In Aceh and the neighbouring province of North Sumatra, a grass-roots conservation movement has grown since the 1990s, when a sharp increase in logging rates preceded a palm oil boom. Although a substantial area of the Leuser landscape has now been destroyed – including 150 square miles of forest within that part of the Leuser designated as a national park – the damage would be worse were it not for the intervention of local people, who have organised ranger teams and used the full extent of the law to stop forest and wildlife crime. Over the last few years, civil society groups have helped to achieve:
- A 40% decrease in the annual rate of forest destruction between 2016 and 2019
- Deployment of over 40 elite ranger teams, whose patrols have removed over 3,000 snare traps and led poaching to decline up to 90% in some areas
- Relatively stable populations of tiger, orangutan and rhino in core areas
- Restoration of over 12,000 hectares of forest, much of it on land reclaimed from illegal palm oil plantations
- Forest-friendly livelihood options for local communities, including work in the burgeoning forest restoration sector, eco-tourism and agroforestry
- Robust data-led monitoring systems, including ‘rapid response’ alerts to new areas of deforestation
- Lawsuits leading to multi-million dollar fines for rogue palm oil companies, plus the cancellation or postponement of multiple inappropriate infrastructure projects including new dams, roads and mines
- New commitments from multinational companies who source commodities from the Leuser Ecosystem
These successes are the result of many years’ hard work and support from donors around the world. However, the Leuser Ecosystem still has a relatively low profile among the international donor community. The security of stable, long-term funding is hard to come by, and civil society leaders spend time chasing grant income when they could be out there doing what they do best – taking action to protect forests.
LEAF sets out to change this dynamic.
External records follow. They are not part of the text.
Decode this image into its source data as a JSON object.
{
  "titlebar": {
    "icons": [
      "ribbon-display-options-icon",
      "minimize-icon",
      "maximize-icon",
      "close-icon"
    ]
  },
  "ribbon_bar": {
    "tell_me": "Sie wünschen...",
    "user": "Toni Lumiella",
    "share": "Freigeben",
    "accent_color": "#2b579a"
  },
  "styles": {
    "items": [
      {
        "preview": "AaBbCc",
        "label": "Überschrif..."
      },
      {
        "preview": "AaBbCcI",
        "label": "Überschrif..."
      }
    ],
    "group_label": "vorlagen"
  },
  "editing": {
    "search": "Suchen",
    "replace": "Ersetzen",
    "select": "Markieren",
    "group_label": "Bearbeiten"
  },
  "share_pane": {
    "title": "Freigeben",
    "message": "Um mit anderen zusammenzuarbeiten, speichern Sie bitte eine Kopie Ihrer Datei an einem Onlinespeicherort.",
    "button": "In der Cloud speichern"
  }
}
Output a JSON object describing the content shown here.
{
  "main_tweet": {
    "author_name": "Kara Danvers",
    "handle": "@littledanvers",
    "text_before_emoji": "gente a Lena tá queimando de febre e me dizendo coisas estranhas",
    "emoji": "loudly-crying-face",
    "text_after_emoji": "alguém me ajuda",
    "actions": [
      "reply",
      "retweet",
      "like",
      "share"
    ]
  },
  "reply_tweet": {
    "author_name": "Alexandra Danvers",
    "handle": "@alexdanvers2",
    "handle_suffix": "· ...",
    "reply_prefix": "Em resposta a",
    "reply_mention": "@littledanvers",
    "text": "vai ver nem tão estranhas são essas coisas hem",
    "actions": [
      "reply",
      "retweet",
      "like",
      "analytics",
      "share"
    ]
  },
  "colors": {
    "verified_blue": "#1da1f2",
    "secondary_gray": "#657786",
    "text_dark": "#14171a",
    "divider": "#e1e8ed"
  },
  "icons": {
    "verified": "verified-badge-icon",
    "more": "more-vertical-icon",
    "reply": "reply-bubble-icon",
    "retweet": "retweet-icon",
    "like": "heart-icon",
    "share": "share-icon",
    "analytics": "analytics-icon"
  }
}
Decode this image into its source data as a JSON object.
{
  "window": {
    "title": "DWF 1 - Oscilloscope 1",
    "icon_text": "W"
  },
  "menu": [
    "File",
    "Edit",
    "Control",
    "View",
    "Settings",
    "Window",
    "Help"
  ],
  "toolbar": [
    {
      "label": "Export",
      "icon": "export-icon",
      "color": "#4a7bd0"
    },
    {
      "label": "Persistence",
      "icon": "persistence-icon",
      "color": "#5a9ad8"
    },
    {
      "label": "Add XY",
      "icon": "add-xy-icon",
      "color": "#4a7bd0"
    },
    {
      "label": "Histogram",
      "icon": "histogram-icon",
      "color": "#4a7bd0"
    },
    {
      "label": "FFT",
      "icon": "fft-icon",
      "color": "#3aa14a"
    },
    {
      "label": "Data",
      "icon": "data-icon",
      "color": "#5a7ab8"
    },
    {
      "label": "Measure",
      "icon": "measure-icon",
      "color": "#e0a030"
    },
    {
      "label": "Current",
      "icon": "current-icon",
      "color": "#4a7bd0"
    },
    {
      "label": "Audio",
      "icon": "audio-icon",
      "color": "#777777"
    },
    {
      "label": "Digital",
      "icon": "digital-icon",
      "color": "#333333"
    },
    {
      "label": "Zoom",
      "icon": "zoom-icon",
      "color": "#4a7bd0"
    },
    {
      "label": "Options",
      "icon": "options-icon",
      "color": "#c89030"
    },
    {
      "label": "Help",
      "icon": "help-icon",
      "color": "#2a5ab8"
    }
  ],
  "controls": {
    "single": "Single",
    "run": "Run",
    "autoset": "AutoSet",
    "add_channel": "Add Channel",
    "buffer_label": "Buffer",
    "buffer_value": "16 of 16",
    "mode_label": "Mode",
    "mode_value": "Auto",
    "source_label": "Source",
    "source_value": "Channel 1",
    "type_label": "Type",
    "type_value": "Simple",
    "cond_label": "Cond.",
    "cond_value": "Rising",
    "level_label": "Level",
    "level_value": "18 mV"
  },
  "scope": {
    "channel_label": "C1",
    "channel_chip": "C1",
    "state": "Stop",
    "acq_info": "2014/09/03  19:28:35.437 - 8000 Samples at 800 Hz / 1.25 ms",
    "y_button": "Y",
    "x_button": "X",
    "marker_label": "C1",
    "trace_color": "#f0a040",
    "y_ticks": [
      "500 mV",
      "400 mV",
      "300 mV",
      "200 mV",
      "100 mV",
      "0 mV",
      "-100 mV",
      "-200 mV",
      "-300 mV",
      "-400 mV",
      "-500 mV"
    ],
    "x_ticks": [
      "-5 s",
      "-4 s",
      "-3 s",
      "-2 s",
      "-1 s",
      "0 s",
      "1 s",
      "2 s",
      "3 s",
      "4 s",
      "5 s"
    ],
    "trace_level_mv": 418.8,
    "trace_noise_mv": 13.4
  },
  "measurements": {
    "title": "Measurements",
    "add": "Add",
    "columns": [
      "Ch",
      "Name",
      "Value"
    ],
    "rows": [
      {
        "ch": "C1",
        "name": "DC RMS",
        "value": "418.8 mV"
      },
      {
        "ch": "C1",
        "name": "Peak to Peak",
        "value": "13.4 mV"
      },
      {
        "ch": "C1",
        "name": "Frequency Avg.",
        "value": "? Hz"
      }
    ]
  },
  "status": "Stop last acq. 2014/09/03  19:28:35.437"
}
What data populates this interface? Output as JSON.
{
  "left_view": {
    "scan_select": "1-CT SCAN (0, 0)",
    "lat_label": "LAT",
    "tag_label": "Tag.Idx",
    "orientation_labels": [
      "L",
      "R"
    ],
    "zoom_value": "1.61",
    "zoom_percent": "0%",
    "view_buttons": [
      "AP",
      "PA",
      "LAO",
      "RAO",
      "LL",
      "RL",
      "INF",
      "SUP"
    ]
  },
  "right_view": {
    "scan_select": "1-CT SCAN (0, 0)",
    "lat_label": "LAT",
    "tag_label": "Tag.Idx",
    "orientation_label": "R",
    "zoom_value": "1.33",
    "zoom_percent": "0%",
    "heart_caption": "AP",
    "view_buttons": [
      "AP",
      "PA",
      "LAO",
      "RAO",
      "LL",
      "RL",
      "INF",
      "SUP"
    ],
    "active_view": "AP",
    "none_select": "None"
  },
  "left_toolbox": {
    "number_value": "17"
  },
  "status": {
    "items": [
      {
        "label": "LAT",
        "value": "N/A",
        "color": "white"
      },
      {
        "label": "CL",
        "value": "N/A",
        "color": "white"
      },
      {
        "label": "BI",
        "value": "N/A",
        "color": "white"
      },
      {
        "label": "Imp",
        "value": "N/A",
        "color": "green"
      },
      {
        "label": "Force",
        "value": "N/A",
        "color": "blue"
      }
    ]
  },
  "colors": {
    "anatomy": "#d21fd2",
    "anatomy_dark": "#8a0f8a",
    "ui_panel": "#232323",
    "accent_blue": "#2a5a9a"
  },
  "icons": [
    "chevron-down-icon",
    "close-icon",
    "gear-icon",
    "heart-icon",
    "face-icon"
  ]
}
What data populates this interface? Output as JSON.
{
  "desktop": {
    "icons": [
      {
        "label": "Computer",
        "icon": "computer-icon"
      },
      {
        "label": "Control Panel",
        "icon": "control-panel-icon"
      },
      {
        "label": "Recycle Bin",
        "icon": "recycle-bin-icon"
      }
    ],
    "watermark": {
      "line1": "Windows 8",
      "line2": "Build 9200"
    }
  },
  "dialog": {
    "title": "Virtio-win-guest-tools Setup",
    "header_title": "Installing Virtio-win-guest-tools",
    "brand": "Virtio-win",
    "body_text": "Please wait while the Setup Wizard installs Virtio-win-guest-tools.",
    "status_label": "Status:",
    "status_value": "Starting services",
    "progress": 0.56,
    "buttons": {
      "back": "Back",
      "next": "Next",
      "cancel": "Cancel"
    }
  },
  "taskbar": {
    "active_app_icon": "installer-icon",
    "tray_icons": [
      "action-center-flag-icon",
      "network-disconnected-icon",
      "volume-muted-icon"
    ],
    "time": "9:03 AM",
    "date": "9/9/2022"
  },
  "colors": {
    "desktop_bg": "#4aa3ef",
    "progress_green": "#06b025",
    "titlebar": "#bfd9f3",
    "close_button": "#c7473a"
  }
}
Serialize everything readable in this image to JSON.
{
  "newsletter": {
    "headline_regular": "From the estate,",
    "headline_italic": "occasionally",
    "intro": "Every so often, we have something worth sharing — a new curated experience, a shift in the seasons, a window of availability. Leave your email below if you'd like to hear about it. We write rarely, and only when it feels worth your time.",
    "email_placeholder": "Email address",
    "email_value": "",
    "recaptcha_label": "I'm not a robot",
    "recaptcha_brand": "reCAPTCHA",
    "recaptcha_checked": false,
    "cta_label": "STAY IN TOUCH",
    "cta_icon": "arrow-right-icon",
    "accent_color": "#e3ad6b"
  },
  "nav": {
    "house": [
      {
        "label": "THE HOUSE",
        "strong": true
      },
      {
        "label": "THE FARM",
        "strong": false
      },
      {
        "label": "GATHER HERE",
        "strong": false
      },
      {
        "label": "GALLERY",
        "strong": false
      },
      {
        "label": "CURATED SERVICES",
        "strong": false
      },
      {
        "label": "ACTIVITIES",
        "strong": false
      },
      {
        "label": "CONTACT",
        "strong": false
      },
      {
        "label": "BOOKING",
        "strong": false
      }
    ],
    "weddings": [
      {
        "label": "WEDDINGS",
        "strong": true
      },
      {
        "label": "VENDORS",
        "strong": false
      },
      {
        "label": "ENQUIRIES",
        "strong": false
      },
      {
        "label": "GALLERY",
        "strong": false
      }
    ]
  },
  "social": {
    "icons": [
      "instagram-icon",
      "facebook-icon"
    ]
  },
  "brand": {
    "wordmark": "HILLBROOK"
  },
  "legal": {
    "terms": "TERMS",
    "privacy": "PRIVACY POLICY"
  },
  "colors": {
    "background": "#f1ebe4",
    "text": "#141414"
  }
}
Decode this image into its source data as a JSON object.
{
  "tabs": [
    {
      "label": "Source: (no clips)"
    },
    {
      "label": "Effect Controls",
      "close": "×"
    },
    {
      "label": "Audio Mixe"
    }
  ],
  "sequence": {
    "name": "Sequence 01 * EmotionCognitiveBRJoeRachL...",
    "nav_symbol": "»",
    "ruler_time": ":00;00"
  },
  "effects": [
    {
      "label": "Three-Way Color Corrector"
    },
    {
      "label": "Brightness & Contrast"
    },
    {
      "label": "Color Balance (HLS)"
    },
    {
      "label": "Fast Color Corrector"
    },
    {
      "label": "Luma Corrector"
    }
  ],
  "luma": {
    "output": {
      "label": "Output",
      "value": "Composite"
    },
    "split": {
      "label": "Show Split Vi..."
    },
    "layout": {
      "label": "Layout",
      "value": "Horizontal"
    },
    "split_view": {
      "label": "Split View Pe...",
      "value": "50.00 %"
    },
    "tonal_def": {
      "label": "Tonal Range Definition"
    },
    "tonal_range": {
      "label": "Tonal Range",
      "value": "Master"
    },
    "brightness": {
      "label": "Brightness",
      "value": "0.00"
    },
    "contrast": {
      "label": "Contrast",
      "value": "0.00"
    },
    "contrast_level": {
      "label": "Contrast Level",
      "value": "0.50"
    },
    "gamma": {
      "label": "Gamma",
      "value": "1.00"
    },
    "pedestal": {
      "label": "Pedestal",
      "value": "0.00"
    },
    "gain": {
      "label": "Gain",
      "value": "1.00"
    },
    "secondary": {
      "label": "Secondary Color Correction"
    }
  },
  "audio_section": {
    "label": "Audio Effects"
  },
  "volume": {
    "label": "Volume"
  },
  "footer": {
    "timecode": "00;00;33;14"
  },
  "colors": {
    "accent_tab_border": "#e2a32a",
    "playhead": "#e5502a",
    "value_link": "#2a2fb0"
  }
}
As a trusted intermediary between Leuser-focused groups and donors based in Europe, North America and Asia, we bring these worlds together and lower the barriers that commonly stop donors investing in new landscapes – including lack of time, knowledge or confidence about the work’s true impact.
Now is a good time to make these connections. The Leuser is gaining prominence as a globally important carbon and biodiversity resource, at the same time that the fate of Sumatran and many other Asian forests hangs on a knife-edge.
With the support of LEAF and other grantmakers, civil society groups have developed collaborative strategies to consolidate achievements to date and accelerate work along long-term strategic tracks, including the development of a conservation-based economy in Aceh.
By driving investment to this framework – which faces a shortfall of roughly $5 million per year – LEAF plays its part in creating the solutions the Leuser Ecosystem so urgently needs.